- Born: October 7, 1977 (age 48) Washington, D.C.
- Education: James Madison University French Culinary Institute
- Years active: 2005–present
- Culinary career
- Cooking style: New American, French
- Current restaurant(s) Yum Yum Catering and Events;
- Website: www.yumyumchefs.com

= Vanessa Cantave =

American chef (born 1977)

Vanessa Cantave (born October 7, 1977) is an American chef. She is the co-founder and executive chef of the catering company Yum Yum Catering and Events in Dumbo, Brooklyn.

==Early life and education==

Vanessa Cantave was born in Washington, D.C., in 1977. She is of Haitian descent. Her father served in the United States Army, which resulted in Cantave's moving around a lot as a child. She lived in Mons, Belgium, until the age of six. Her family then returned to the U.S. and lived in various places including Arizona, suburban Chicago, and northern Virginia.

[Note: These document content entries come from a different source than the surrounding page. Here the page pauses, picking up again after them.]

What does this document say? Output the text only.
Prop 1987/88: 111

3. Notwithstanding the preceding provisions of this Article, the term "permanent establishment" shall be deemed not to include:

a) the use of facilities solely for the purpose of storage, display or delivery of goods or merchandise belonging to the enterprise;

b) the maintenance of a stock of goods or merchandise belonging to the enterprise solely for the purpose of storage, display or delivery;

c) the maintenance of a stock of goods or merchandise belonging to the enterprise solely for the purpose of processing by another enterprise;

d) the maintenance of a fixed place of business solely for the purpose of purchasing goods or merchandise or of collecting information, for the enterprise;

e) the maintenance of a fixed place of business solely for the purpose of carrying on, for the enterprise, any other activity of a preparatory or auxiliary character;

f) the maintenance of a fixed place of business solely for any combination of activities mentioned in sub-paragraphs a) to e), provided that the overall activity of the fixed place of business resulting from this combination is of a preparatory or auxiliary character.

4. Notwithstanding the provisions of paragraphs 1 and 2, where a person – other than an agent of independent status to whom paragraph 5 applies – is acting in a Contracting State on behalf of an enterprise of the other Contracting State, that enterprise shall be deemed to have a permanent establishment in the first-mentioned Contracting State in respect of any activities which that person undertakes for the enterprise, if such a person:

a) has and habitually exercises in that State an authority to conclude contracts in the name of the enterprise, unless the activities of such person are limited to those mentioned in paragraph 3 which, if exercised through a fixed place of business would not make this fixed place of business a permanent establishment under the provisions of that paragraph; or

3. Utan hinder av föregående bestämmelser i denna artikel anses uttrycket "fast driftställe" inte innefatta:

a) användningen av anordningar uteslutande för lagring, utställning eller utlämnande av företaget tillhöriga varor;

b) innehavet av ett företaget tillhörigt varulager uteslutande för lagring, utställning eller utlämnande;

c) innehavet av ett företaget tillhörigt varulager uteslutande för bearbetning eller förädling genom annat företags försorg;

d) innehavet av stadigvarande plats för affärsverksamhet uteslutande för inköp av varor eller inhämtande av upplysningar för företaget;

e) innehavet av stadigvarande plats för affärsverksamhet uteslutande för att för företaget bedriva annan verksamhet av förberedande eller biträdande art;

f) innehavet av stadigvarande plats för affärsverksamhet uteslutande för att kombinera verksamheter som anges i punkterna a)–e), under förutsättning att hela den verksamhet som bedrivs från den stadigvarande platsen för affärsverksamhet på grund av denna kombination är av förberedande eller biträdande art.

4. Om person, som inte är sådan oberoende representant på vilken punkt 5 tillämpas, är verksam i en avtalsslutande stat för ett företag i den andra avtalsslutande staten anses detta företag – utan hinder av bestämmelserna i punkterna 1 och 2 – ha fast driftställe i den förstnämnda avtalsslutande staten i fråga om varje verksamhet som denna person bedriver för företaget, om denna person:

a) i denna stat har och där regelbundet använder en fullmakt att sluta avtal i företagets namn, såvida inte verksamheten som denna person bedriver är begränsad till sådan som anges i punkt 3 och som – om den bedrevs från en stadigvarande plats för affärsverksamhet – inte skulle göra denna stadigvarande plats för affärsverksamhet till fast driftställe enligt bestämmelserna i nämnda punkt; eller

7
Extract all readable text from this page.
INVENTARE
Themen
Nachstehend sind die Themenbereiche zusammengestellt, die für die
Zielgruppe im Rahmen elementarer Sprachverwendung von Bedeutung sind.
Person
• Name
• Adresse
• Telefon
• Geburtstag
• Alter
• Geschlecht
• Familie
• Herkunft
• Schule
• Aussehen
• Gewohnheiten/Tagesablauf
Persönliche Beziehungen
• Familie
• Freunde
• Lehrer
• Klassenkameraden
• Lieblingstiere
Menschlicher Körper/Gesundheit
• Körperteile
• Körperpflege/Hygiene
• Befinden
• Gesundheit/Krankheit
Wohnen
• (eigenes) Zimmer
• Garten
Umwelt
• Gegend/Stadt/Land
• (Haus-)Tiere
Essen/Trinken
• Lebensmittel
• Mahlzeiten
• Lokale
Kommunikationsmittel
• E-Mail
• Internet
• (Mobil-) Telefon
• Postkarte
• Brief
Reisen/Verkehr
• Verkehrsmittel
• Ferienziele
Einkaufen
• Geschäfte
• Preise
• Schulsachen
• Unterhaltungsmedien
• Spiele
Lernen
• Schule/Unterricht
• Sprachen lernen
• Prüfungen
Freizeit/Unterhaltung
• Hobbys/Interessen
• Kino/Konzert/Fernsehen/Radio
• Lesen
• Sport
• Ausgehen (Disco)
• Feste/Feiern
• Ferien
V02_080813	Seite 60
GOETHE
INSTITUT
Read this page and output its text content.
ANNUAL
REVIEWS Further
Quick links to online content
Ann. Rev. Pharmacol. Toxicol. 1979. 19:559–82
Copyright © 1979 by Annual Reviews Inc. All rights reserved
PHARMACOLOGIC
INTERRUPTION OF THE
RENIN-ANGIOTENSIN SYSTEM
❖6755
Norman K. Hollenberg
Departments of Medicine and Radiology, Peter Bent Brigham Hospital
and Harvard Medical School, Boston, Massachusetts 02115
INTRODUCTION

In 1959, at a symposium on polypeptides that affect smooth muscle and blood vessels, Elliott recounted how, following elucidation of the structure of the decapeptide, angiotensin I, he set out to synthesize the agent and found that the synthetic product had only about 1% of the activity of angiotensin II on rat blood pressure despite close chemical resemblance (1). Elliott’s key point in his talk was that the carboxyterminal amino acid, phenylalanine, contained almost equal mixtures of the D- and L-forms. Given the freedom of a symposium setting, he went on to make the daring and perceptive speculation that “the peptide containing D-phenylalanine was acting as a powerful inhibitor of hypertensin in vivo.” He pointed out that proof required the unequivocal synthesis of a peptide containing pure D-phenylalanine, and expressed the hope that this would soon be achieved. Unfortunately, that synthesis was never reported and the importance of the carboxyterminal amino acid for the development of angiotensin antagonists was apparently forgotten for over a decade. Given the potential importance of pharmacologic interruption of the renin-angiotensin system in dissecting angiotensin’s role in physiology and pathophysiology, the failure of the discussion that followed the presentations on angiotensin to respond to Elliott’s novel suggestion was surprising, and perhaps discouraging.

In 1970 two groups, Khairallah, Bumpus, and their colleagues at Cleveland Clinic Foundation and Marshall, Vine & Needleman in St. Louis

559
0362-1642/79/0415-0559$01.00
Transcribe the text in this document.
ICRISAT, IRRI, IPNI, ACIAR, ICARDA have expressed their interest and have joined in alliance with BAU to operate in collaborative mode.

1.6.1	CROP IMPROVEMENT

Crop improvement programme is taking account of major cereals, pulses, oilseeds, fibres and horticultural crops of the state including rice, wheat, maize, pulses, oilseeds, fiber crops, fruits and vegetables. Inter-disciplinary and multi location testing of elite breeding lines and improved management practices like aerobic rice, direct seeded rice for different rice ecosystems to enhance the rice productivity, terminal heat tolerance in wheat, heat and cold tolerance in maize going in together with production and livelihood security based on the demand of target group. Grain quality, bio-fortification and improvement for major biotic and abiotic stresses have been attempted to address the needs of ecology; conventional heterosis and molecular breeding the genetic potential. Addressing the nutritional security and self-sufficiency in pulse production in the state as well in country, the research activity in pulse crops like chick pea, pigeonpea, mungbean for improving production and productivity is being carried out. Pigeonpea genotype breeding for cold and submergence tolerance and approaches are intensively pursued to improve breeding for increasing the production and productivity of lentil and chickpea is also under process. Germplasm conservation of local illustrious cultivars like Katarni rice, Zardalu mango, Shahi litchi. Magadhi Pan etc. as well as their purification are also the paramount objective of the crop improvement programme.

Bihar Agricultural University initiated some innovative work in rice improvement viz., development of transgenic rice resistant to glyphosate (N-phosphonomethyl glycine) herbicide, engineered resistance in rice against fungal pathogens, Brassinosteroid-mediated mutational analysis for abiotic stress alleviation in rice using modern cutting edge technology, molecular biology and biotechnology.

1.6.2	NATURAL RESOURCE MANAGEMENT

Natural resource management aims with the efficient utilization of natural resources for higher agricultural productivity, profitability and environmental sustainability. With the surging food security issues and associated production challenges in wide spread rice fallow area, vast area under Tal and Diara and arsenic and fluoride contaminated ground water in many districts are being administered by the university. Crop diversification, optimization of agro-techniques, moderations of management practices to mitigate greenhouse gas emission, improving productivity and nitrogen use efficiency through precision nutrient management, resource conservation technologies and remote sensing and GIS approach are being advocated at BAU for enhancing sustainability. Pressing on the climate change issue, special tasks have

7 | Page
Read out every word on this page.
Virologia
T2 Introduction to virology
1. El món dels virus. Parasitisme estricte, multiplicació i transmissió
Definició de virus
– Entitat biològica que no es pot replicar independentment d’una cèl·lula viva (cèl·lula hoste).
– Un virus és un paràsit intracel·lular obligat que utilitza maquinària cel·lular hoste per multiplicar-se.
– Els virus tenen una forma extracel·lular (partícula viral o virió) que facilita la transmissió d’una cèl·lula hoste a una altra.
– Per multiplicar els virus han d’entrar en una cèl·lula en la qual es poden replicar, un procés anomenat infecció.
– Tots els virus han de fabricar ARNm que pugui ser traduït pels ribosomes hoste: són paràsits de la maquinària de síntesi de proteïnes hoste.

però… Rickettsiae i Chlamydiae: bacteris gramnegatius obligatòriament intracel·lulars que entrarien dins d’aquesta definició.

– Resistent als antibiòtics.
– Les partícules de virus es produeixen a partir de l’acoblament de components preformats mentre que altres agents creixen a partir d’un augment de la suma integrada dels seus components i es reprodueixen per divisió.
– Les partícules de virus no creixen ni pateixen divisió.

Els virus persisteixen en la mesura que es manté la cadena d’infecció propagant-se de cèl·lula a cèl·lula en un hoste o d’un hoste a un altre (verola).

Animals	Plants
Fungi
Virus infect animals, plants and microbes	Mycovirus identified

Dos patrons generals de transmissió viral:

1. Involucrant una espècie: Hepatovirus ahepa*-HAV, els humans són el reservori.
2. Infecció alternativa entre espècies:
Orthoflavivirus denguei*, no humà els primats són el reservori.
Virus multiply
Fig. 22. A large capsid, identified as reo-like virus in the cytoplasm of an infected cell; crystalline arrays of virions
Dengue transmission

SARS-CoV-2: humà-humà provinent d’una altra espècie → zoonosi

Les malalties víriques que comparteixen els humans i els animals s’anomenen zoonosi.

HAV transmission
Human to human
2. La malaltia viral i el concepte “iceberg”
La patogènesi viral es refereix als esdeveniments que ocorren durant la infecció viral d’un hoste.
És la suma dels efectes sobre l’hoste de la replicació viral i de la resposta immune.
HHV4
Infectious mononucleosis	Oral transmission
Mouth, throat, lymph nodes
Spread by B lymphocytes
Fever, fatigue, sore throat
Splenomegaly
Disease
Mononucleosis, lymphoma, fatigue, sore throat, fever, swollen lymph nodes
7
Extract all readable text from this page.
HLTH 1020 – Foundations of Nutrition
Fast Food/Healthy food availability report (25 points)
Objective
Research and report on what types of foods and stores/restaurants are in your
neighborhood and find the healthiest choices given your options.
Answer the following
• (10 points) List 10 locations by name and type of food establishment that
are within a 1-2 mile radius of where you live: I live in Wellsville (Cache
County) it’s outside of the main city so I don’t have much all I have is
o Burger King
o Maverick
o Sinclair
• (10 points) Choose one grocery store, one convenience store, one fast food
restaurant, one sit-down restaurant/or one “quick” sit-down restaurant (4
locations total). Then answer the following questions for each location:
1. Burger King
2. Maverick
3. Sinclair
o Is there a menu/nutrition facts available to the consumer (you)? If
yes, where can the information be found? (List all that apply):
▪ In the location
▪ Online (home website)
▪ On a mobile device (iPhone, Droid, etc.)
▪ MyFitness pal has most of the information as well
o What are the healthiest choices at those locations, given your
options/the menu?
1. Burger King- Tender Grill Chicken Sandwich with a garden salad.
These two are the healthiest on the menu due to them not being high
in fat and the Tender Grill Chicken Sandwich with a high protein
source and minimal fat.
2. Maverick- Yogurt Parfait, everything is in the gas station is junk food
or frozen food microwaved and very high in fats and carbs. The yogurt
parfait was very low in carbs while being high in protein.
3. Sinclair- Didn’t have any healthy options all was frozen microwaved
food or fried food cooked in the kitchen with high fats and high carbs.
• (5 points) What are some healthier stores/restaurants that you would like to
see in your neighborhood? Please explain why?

Cantave graduated from James Madison University in Harrisonburg, Virginia, in 1999. She earned her B.A. in political science with a minor in French.

==Career==

After completing her degree, Cantave worked in several positions in banking, marketing and advertising. She worked at the Federal Deposit Insurance Corporation in Washington, D.C., and later the Federal Reserve in Atlanta, Georgia. She then moved to New York City and accepted a position at the Ogilvy & Mather agency. In 2005, Cantave attended an open house for the French Culinary Institute, where she says she “fell in love.” She decided to quit her job and pursue her passion for food.

Cantave began attending the French Culinary Institute (FCI) in 2005. While attending FCI, she interned at the Daniel restaurant in Manhattan's upper east side, where she studied under renowned French chef Daniel Boulud. After graduating as the valedictorian of her class, she began working as a private chef in New York City and shortly thereafter co-founded her own catering company, Yum Yum Chefs, Inc. (later changed to Yum Yum Catering and Events). Based in DUMBO, Brooklyn, Yum Yum offers catering services for private clients and corporations and themed cooking classes.

==Television and press==

In 2011, Cantave won the Bravo reality cooking competition Rocco’s Dinner Party. She has appeared on a number of other television programs, including NBC’s The Today Show.